São Bernardo (1934) é uma obra-prima de Graciliano Ramos. Foi onde o escritor consolidou sua técnica, estilo e um significativo aprofundamento na “fusão” entre o social e o psicológico, a fim de criar uma obra de análise significativa das relações humanas.
Narrado em 1ª pessoa, o romance gira em torno do fazendeiro Paulo Honório que, vindo de uma família pobre ao extremo, enriquece ilicitamente, passando a viver à custa da desonestidade e exploração de seus empregados.
Paulo Honório conta inicialmente sua dura vida na condição de caixeiro viajante e de guia de cego. Como possuía “jeito” para negócios e aproveitando da vulnerabilidade de Luiz Padilha, um jogador irresponsável, compra a fazenda São Bernardo, onde já havia trabalhado antes. Para atingir seus objetivos capitalistas, elimina todos os obstáculos que se posicionam à sua frente, inclusive pessoas. Astucioso e desonesto, o protagonista olha o mundo visando apenas o lucro que lhe possam trazer.

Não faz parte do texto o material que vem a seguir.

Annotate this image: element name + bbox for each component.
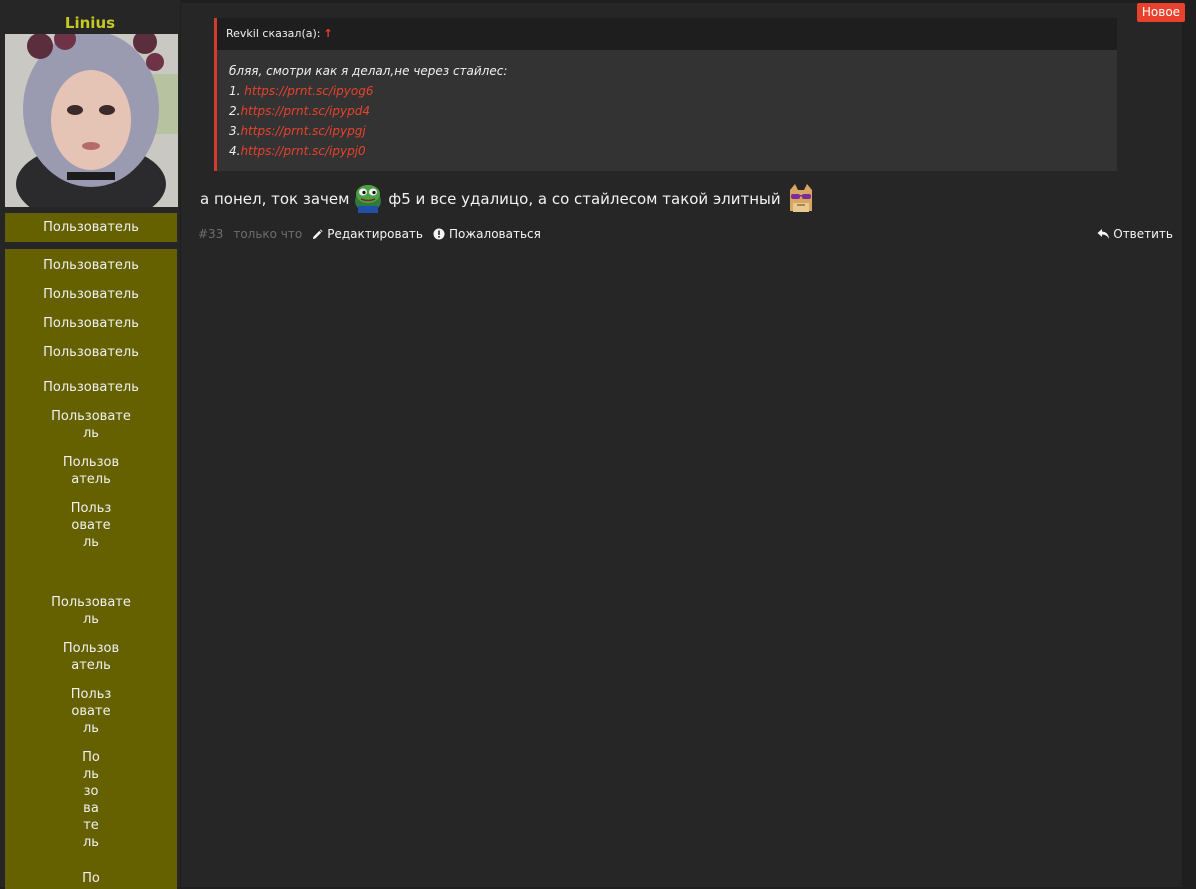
quote-link[interactable]: https://prnt.sc/ipypd4 xyxy=(240,104,370,118)
user-role-label: Пользов атель xyxy=(62,455,120,487)
user-role-label: Пользователь xyxy=(43,287,139,302)
user-role-label: Пользователь xyxy=(43,345,139,360)
user-role-label: Пользователь xyxy=(43,220,139,235)
post-text-part2: ф5 и все удалицо, а со стайлесом такой э… xyxy=(388,190,781,208)
quote-link[interactable]: https://prnt.sc/ipypj0 xyxy=(240,144,365,158)
post-text-part1: а понел, ток зачем xyxy=(200,190,350,208)
quote-item: 3.https://prnt.sc/ipypgj xyxy=(229,121,1117,141)
user-role-label: По xyxy=(82,871,100,886)
user-role-label: Польз овате ль xyxy=(70,501,112,550)
quote-jump-arrow[interactable]: ↑ xyxy=(324,27,333,40)
quote-item-prefix: 4. xyxy=(229,144,241,158)
quote-author: Revkil сказал(а): xyxy=(226,27,321,40)
post-footer: #33 только что Редактировать Пожаловатьс… xyxy=(198,226,1173,242)
user-info-panel: Linius Пользователь Пользователь Пользова… xyxy=(0,0,180,889)
user-role-label: Пользовате ль xyxy=(51,595,131,627)
quote-intro: бляя, смотри как я делал,не через стайле… xyxy=(229,64,508,78)
quote-header: Revkil сказал(а): ↑ xyxy=(217,18,1117,50)
user-role-label: Пользователь xyxy=(43,258,139,273)
reply-label: Ответить xyxy=(1113,227,1173,241)
avatar-image xyxy=(5,34,178,207)
report-label: Пожаловаться xyxy=(449,227,541,241)
edit-button[interactable]: Редактировать xyxy=(312,227,423,241)
quote-body: бляя, смотри как я делал,не через стайле… xyxy=(217,50,1117,161)
user-role-stack: Пользователь Пользователь Пользователь Поль… xyxy=(5,249,177,889)
avatar[interactable] xyxy=(5,34,178,207)
user-role-badge: Пользователь xyxy=(5,213,177,242)
post-time[interactable]: только что xyxy=(233,227,302,241)
quote-link[interactable]: https://prnt.sc/ipypgj xyxy=(240,124,365,138)
report-button[interactable]: Пожаловаться xyxy=(433,227,541,241)
post-message: а понел, ток зачем ф5 и все удалицо, а с… xyxy=(200,181,817,217)
new-badge[interactable]: Новое xyxy=(1137,3,1185,22)
edit-label: Редактировать xyxy=(327,227,423,241)
pepe-frog-icon xyxy=(352,181,384,217)
alert-circle-icon xyxy=(433,228,445,240)
quote-item: 4.https://prnt.sc/ipypj0 xyxy=(229,141,1117,161)
right-gutter xyxy=(1182,0,1196,887)
quote-item-prefix: 3. xyxy=(229,124,241,138)
reply-button[interactable]: Ответить xyxy=(1097,227,1173,241)
user-role-label: Пользователь xyxy=(43,316,139,331)
quote-item-prefix: 1. xyxy=(229,84,245,98)
quote-item-prefix: 2. xyxy=(229,104,241,118)
post-number-link[interactable]: #33 xyxy=(198,227,223,241)
quote-item: 1. https://prnt.sc/ipyog6 xyxy=(229,81,1117,101)
reply-arrow-icon xyxy=(1097,229,1110,239)
user-role-label: Польз овате ль xyxy=(70,687,112,736)
user-role-label: По ль зо ва те ль xyxy=(82,750,100,850)
username[interactable]: Linius xyxy=(0,14,180,32)
user-role-label: Пользователь xyxy=(43,380,139,395)
user-role-label: Пользов атель xyxy=(62,641,120,673)
cool-cat-sunglasses-icon xyxy=(785,181,817,217)
quote-block: Revkil сказал(а): ↑ бляя, смотри как я де… xyxy=(214,18,1117,171)
quote-item: 2.https://prnt.sc/ipypd4 xyxy=(229,101,1117,121)
pencil-icon xyxy=(313,228,323,239)
user-role-label: Пользовате ль xyxy=(51,409,131,441)
quote-link[interactable]: https://prnt.sc/ipyog6 xyxy=(244,84,373,98)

Aos 45 anos, conhece Madalena, uma professora boa, compassiva, que vivia com uma tia velha, com quem se casa não por amor, mas com o único e exclusivo intuito de garantir um herdeiro para São Bernardo. Ela é a única pessoa que Paulo Honório não consegue transformar em objeto de seus negócios. O conflito entre os dois se inicia quando Madalena passa a questionar a condição de miséria dos empregados da fazenda, despertando nele uma raiva profunda e ciúme doentio e, simultaneamente, uma confusão mental e incompreensão o atormenta. Mesmo com o nascimento do filho, as discussões se intensificam. Apenas uma coisa ele compreende: ambos pertencem a mundos diferentes.
A vida angustiada de Madalena, devido ao ciúme exagerado e o despotismo do protagonista desesperam-na de tal maneira que ela comete suicídio. Aos poucos, todas as pessoas da propriedade passam a ir embora, levando São Bernardo à ruína, pela mesma maneira agressiva com que se originou. Sozinho, vendo tudo acabado, Paulo Honório procura escrever, na solidão, a história de sua vida, numa tentativa de compreender não apenas os fatos de sua vida, mas também sua própria esposa e sua maneira de ver o mundo. Daí nasce o romance “São Bernardo”. Uma retrospectiva da vida de Paulo Honório.
A narrativa avança na medida em que o protagonista tem consciência do estado desanimador de sua existência: “Cinqüenta anos! (...) Não é bom vir o diabo e carregar tudo?”
O livro impressiona pela construção pelo avesso. Madalena, capaz de “domar a escrita, de apreciar um livro, de buscar a justiça, de respeitar o outro”, conforme Beatriz Resende na Folha de São Paulo, é incapaz de ser amada pelo marido ou pelo filho. Sua voz é abafada e incompreendida por um “marido cego, incapaz de vislumbrar ternuras”, um bruto, cuja linguagem é seca e cortante. Sua narrativa faz um balanço trágico de um homem perdido e consumido pela ideologia capitalista da competição, ganância e acúmulo de riqueza, acabando por desumanizar-se para viver.
Fontes CEREJA, William Roberto e MAGALHÃES, Thereza Cochar. Literatura Brasileira em diálogo com outras literaturas. 3 ed. São Paulo, Atual editora, 2005, p.450-3.
TUFANO, Douglas. Estudos de Literatura Brasileira. 3ed. São Paulo, Moderna, 1985, p. 154-6.